Another concept has to do with motivating why encoding relative positions is valuable. Consider the phrase “blue dog”, where “blue” has position 1, and “dog” has position 2. Using RoPE we would apply some rotation (say 10 degrees) to the vector representing “blue” and some other rotation to “dog” (say 20 degrees) (assume 2D vector for simplicity). Then suppose the phrase has changed to “we painted a blue dog”, now “blue” is in position 4 (say this corresponds to a 40 degree rotation) and “dog” is in position 5 (a 50 degree rotation). Since the dot product only depends on the difference in rotation and thus relative token positions, we have the nice property that the dot product of a key associated with “blue” and a query associated with “dog” will not have changed because their relative rotations (20-10 = 50-40) remained the same. If on the other hand we had used absolute embeddings then the dot product would have changed.

Conclusion

My main takeaway is that researchers have identified interesting mathematical tricks that fufill the goal of allowing LLMs to understand the position of tokens (with a particular emphasis on relative position). Like much of the field of ML, the success of an approach is primarily driven by how well it works in practice. Questions like “why does this work so well?” and “does this really make sense?” often require additional research. As an example there is this paper that re-examines RoPE.

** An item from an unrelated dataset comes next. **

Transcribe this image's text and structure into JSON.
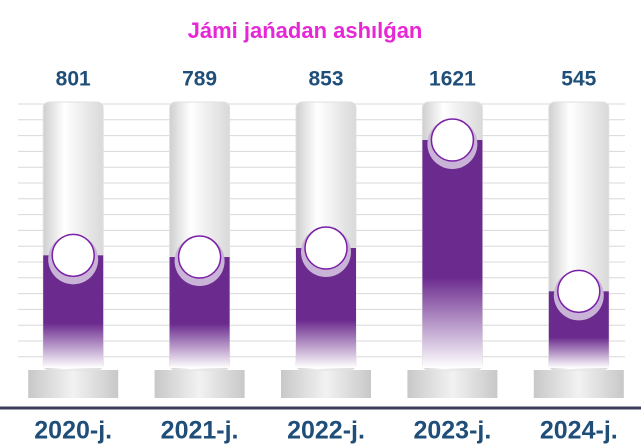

This post serves as my non-comprehensive partial understanding of this space and there are still many aspects I don’t fully understand. In the interest of time, I’m moving on to reviewing the core attention mechanism of the transformer, but I think it’s fair to say that positional embeddings are kind of strange.

If you made it this far, thanks and check out the The Door’s song People Are Strange which partly inspired the title of this post.

Lingering Questions

Some questions that came to mind during my research:

If you add positional embeddings to word embeddings how do you expect the model to separate the two signals back out?
Is it some strange coincidence that sinusoids are at the heart of both of these papers/techniques? Is it just that they are a great way to encode values?
Why exactly do we want frequency/angles of sinusoids to vary as a function of dimension?

References

These are the references I found to be helpful:

Hugging Face Blog provides a way to view different encodings as a natural progression.
Eleuther AI Blog focuses on rotary embeddings.
Amirhossein’s Blog focuses on explaining the use of sinusoidal functions.
Jia-Bin Huang’s YT Video has nice visuals related to RoPE.
Efficient NLP YT Video another video with nice visuals on RoPE.
RoPE Paper
Paper Re-examining Rope more recent analysis of RoPE.